Quelques exemples non-exhaustifs d’entreprises qui ont choisi, a minima temporairement, ce modèle d’organisation : Saint Gobain Glass, Sinequa, Econocom.

La main invisible (ou presque)

La décision de passer au marketing automation à l’international a été prise en central, éventuellement avec le choix d’une plateforme spécifique… Et c’est à peu près tout. Le soin est laissé ensuite aux pays de dérouler le sujet en local, seuls ou avec des agences. C’est au final un peu dans une approche IT que les choses ont été faites. Négociation de la licence, mise en place, puis lancement « soft », avec éventuellement un « champion » local sur le sujet identifié.

Charge aux pays (ou BUs, évidemment) de se saisir du sujet ensuite pour en tirer profit. Cela respecte leur autonomie et les rend responsables à 100 % de la réussite ou de l’échec de la démarche. Si les pays concernés sont assez structurés, ce mode de fonctionnement est très puissant. Mais cela ne correspond pas forcément à tous les pays : il peut y avoir un peu de casse. Le lien avec le support de l’éditeur et/ou l’identification de partenaires locaux d’intégration sont des sujets importants.

👌 Les plus :

  • responsabilisation des entités locales et développement de l’ownership ;
  • gouvernance forcément très simplifiée et pas de perte de temps politique 🙂 ;
  • convient bien à certains modèles d’organisations qui par nature sont déjà bien décentralisées.

👎 Les moins :

  • demande une (très) bonne maturité dans les équipes locales ;
  • résultats forcément très variables et peu de contrôle sur le « comment » sont faites les choses ;
  • peu de mutualisation puisque pas de regard par le groupe, et très peu de points de contact provoqués entre les pays – développement des initiatives « en silo » ;
  • pays parfois plus en avance que le groupe lui-même sur le sujet.
Quelques exemples non-exhaustifs d’entreprises qui ont choisi, a minima temporairement, ce modèle d’organisation : Schneider Electric sur certains pays « forts » (Allemagne, France), Exact, Kaspersky, HEC, ESSEC, certaines banques mutualistes, réseaux de concessions automobiles (franchisées)…

Une évolution dans le temps entre les grandes façons de s’organiser ?

La mise en place d’un projet tel que celui du marketing automation à l’international est loin d’être linéaire dans une entité, et encore moins pour une ETI ou un grand groupe.

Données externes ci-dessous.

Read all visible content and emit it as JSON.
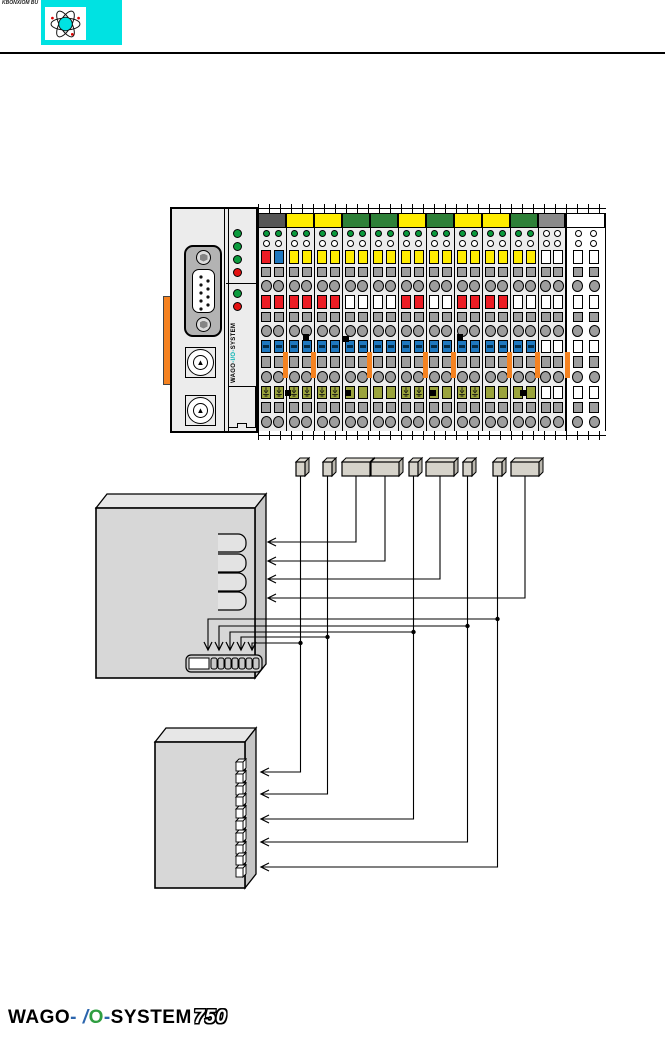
{
  "page": {
    "corner_text": "KBONXIOM BU",
    "footer": {
      "brand": "WAGO",
      "dash1": "-",
      "slash": "/",
      "io_o": "O",
      "dash2": "-",
      "system": "SYSTEM",
      "series": "750"
    }
  },
  "header": {
    "banner_color": "#00e2e2",
    "icon": "atom-icon"
  },
  "node": {
    "coupler": {
      "label": {
        "pre": "WAGO",
        "mid": "-I/O-",
        "post": "SYSTEM"
      },
      "leds_top": [
        "green",
        "green",
        "green",
        "red"
      ],
      "leds_mid": [
        "green",
        "red"
      ],
      "knob_glyph": "▲"
    },
    "colors": {
      "yellow": "#ffec00",
      "green_tab": "#2e8038",
      "dark_tab": "#565656",
      "gray_tab": "#8a8a8a",
      "red": "#ec1c24",
      "blue": "#1e78c0",
      "olive": "#9aa33c",
      "led_green": "#0a9b3d",
      "orange": "#f58220",
      "cell_gray": "#9d9d9d",
      "body": "#ececec",
      "cyan": "#00e2e2"
    },
    "modules": [
      {
        "tab": "dark",
        "a": "redblue",
        "b": "red",
        "c": "blue",
        "d": "earth",
        "led": "green"
      },
      {
        "tab": "yellow",
        "a": "yellow",
        "b": "red",
        "c": "blue",
        "d": "earth",
        "led": "green"
      },
      {
        "tab": "yellow",
        "a": "yellow",
        "b": "red",
        "c": "blue",
        "d": "earth",
        "led": "green"
      },
      {
        "tab": "green",
        "a": "yellow",
        "b": "white",
        "c": "blue",
        "d": "olive",
        "led": "green"
      },
      {
        "tab": "green",
        "a": "yellow",
        "b": "white",
        "c": "blue",
        "d": "olive",
        "led": "green"
      },
      {
        "tab": "yellow",
        "a": "yellow",
        "b": "red",
        "c": "blue",
        "d": "earth",
        "led": "green"
      },
      {
        "tab": "green",
        "a": "yellow",
        "b": "white",
        "c": "blue",
        "d": "olive",
        "led": "green"
      },
      {
        "tab": "yellow",
        "a": "yellow",
        "b": "red",
        "c": "blue",
        "d": "earth",
        "led": "green"
      },
      {
        "tab": "yellow",
        "a": "yellow",
        "b": "red",
        "c": "blue",
        "d": "olive",
        "led": "green"
      },
      {
        "tab": "green",
        "a": "yellow",
        "b": "white",
        "c": "blue",
        "d": "olive",
        "led": "green"
      },
      {
        "tab": "gray",
        "a": "white",
        "b": "white",
        "c": "white",
        "d": "white",
        "led": "white"
      },
      {
        "tab": "white",
        "a": "white",
        "b": "white",
        "c": "white",
        "d": "white",
        "led": "white",
        "ghost": true
      }
    ],
    "orange_stripes": [
      285,
      313,
      369,
      425,
      453,
      509,
      537,
      567
    ],
    "black_squares": [
      [
        303,
        334
      ],
      [
        343,
        336
      ],
      [
        457,
        334
      ],
      [
        285,
        390
      ],
      [
        345,
        390
      ],
      [
        430,
        390
      ],
      [
        520,
        390
      ]
    ]
  },
  "mapping": {
    "data_boxes": [
      {
        "x": 296,
        "w": 9,
        "type": "bit"
      },
      {
        "x": 323,
        "w": 9,
        "type": "bit"
      },
      {
        "x": 342,
        "w": 28,
        "type": "word"
      },
      {
        "x": 371,
        "w": 28,
        "type": "word"
      },
      {
        "x": 409,
        "w": 9,
        "type": "bit"
      },
      {
        "x": 426,
        "w": 28,
        "type": "word"
      },
      {
        "x": 463,
        "w": 9,
        "type": "bit"
      },
      {
        "x": 493,
        "w": 9,
        "type": "bit"
      },
      {
        "x": 511,
        "w": 28,
        "type": "word"
      }
    ],
    "word_arrows": [
      {
        "box": 2,
        "y": 542
      },
      {
        "box": 3,
        "y": 561
      },
      {
        "box": 5,
        "y": 579
      },
      {
        "box": 8,
        "y": 598
      }
    ],
    "bit_arrows": [
      {
        "box": 7,
        "branch_y": 619,
        "inner_x": 208,
        "out_y": 867
      },
      {
        "box": 6,
        "branch_y": 626,
        "inner_x": 219,
        "out_y": 842
      },
      {
        "box": 4,
        "branch_y": 632,
        "inner_x": 230,
        "out_y": 819
      },
      {
        "box": 1,
        "branch_y": 637,
        "inner_x": 241,
        "out_y": 794
      },
      {
        "box": 0,
        "branch_y": 643,
        "inner_x": 252,
        "out_y": 772
      }
    ],
    "word_box": {
      "x": 96,
      "y": 508,
      "w": 159,
      "h": 170,
      "depth": 11,
      "brackets_x": 218,
      "brackets_w": 28,
      "bracket_h": 18,
      "bracket_ys": [
        534,
        554,
        573,
        592
      ],
      "bitrow": {
        "x": 186,
        "y": 655,
        "w": 76,
        "h": 17,
        "white_w": 20,
        "cells": 7
      },
      "tip_x": 268
    },
    "bit_box": {
      "x": 155,
      "y": 742,
      "w": 90,
      "h": 146,
      "depth": 11,
      "cells": {
        "x": 236,
        "w": 7,
        "h": 9,
        "start_y": 762,
        "step": 11.8,
        "count": 10
      },
      "tip_x": 261
    }
  }
}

Il est donc normal que l’on s’organise parfois temporairement d’une certaine manière, pour certains pays, avant d’évoluer. C’est ainsi que vous trouverez ci-dessous quelques exemples de glissement d’un mode vers un autre.

En la matière, les entreprises sont assez tactiques et opportunistes. Parfois le mouvement ira vers plus d’autonomie – en gros, le central lance car il a les moyens et ressources humaines pour, là où les pays sont plus focalisés sur le business à court terme, puis lorsque les résultats arrivent, le siège transfère la compétence, la responsabilité et le poids des budgets vers les entités. D’autres fois, il ira au contraire vers plus de centralisation, avec une phase d’essaimage et de tests dans les entités locales, avant d’en tirer des enseignements et bonnes pratiques, puis re-centraliser les opérations pour mutualiser les coûts et les processus. Les deux évolutions sont évidemment intéressantes et c’est une question de point de départ, de culture, de budget et de ressources humaines disponibles… qui décide de quelle sera la meilleure histoire à suivre.

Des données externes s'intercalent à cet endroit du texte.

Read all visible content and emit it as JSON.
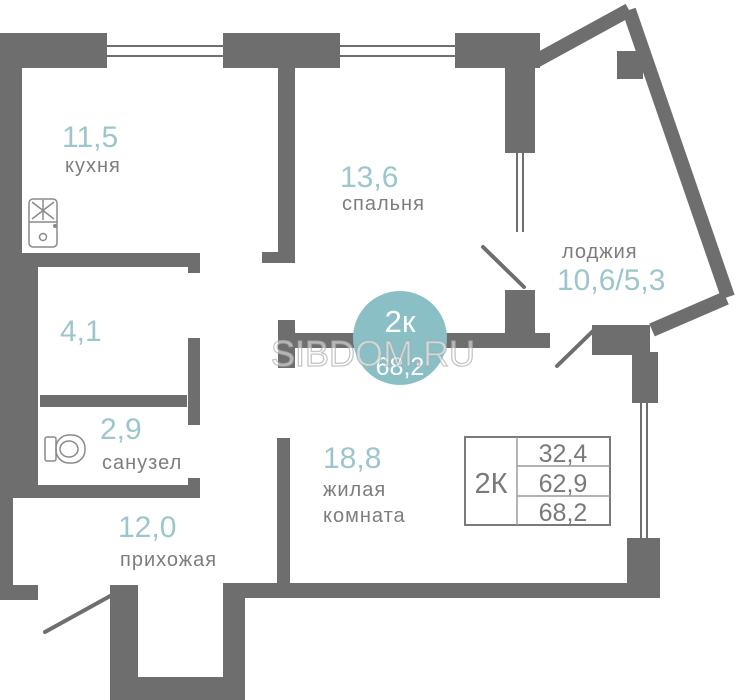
{
  "watermark": "SIBDOM.RU",
  "badge": {
    "type": "2к",
    "area": "68,2"
  },
  "rooms": {
    "kitchen": {
      "area": "11,5",
      "name": "кухня"
    },
    "bedroom": {
      "area": "13,6",
      "name": "спальня"
    },
    "loggia": {
      "area": "10,6/5,3",
      "name": "лоджия"
    },
    "bathroom": {
      "area": "4,1"
    },
    "wc": {
      "area": "2,9",
      "name": "санузел"
    },
    "hallway": {
      "area": "12,0",
      "name": "прихожая"
    },
    "living_room": {
      "area": "18,8",
      "name_line1": "жилая",
      "name_line2": "комната"
    }
  },
  "summary_table": {
    "type": "2К",
    "rows": [
      "32,4",
      "62,9",
      "68,2"
    ]
  },
  "colors": {
    "wall": "#6e6e6e",
    "accent_badge": "#8abfc6",
    "area_number": "#9cc6cc",
    "room_label": "#7d7d7d",
    "table_text": "#7a7a7a"
  }
}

La maturité évoluant rapidement, un mode d’organisation peut aussi se révéler contre-productif au bout d’un certain temps – il est donc nécessaire si vous êtes en phase de mise en place de comprendre que vous construisez votre organisation pour le moyen-terme seulement, et qu’il faudra savoir vous remettre en question régulièrement.

Un mix des organisations en fonction des sujets ?

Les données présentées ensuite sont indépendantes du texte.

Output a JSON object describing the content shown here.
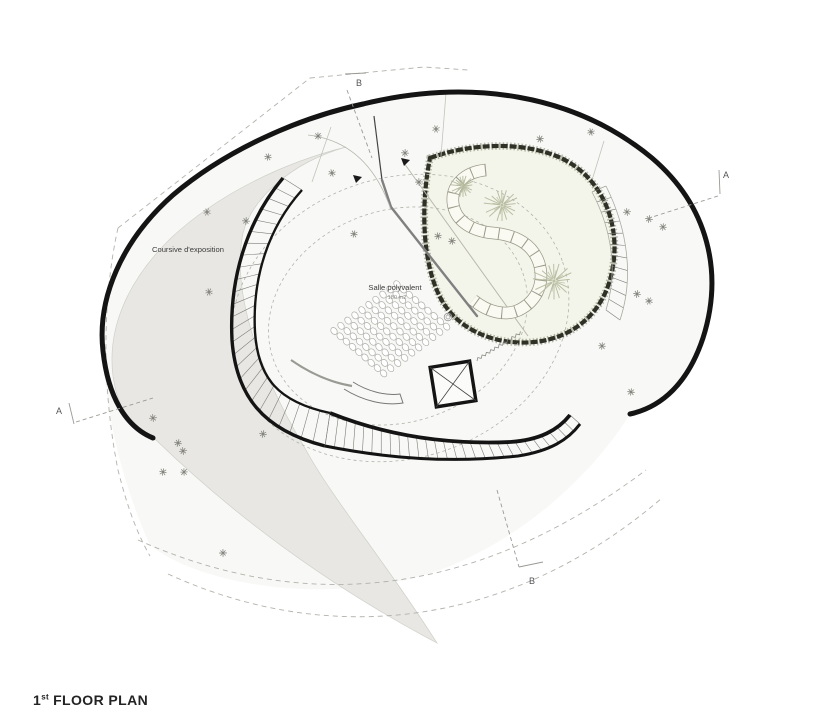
{
  "title": {
    "number": "1",
    "ordinal": "st",
    "rest": "FLOOR PLAN"
  },
  "labels": {
    "coursive": "Coursive d'exposition",
    "salle": "Salle polyvalent",
    "salle_area": "180 m2"
  },
  "sections": {
    "a": "A",
    "b": "B"
  },
  "colors": {
    "paper": "#ffffff",
    "interior": "#f8f8f6",
    "gallery_band": "#e8e7e3",
    "courtyard_fill": "#f4f5ea",
    "courtyard_edge": "#2f3127",
    "courtyard_edge_soft": "#787b62",
    "wall": "#141414",
    "line": "#8d8d88",
    "faint_line": "#c3c3bc",
    "dashed": "#b2b2ac",
    "tree": "#b4b99c",
    "chair_stroke": "#aeaea8",
    "text": "#3c3c3c",
    "text_light": "#8a8a86"
  },
  "seating": {
    "start_x": 334,
    "start_y": 331,
    "along_dx": 7.0,
    "along_dy": -5.2,
    "row_dx": 6.2,
    "row_dy": 5.3,
    "row_counts": [
      10,
      10,
      10,
      10,
      10,
      10,
      10,
      10,
      10
    ],
    "chair_rx": 2.9,
    "chair_ry": 3.8,
    "chair_angle": -37
  },
  "trees": [
    {
      "x": 463,
      "y": 186,
      "r": 13
    },
    {
      "x": 502,
      "y": 205,
      "r": 19
    },
    {
      "x": 554,
      "y": 281,
      "r": 22
    }
  ],
  "stair_ticks": [
    26,
    28,
    11
  ],
  "vegetation": [
    [
      207,
      212
    ],
    [
      246,
      221
    ],
    [
      268,
      157
    ],
    [
      318,
      136
    ],
    [
      332,
      173
    ],
    [
      354,
      234
    ],
    [
      405,
      153
    ],
    [
      419,
      182
    ],
    [
      436,
      129
    ],
    [
      438,
      236
    ],
    [
      452,
      241
    ],
    [
      540,
      139
    ],
    [
      591,
      132
    ],
    [
      627,
      212
    ],
    [
      649,
      219
    ],
    [
      663,
      227
    ],
    [
      637,
      294
    ],
    [
      649,
      301
    ],
    [
      602,
      346
    ],
    [
      631,
      392
    ],
    [
      209,
      292
    ],
    [
      153,
      418
    ],
    [
      178,
      443
    ],
    [
      183,
      451
    ],
    [
      163,
      472
    ],
    [
      184,
      472
    ],
    [
      223,
      553
    ],
    [
      263,
      434
    ]
  ]
}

Mettre en place une mécanique de marketing automation à l’international n’est pas non plus une seule et même action. Cela recouvre en effet des réalités bien diverses, et nécessite des compétences particulières : intégration et gestion de projet IT parfois, stratégie marketing-ventes, approche data, création de contenus, reporting et pilotage de la performance, achat de visibilité ou de trafic, animation de l’équipe lead gen

Toutes ces dimensions n’ont pas forcément vocation à être traitées de la même manière, et certaines sont plus simples (ou avantageuses) à centraliser et mutualiser, là où d’autres vivent mieux en local. On pourrait avoir le débat sur chacune d’entre elles.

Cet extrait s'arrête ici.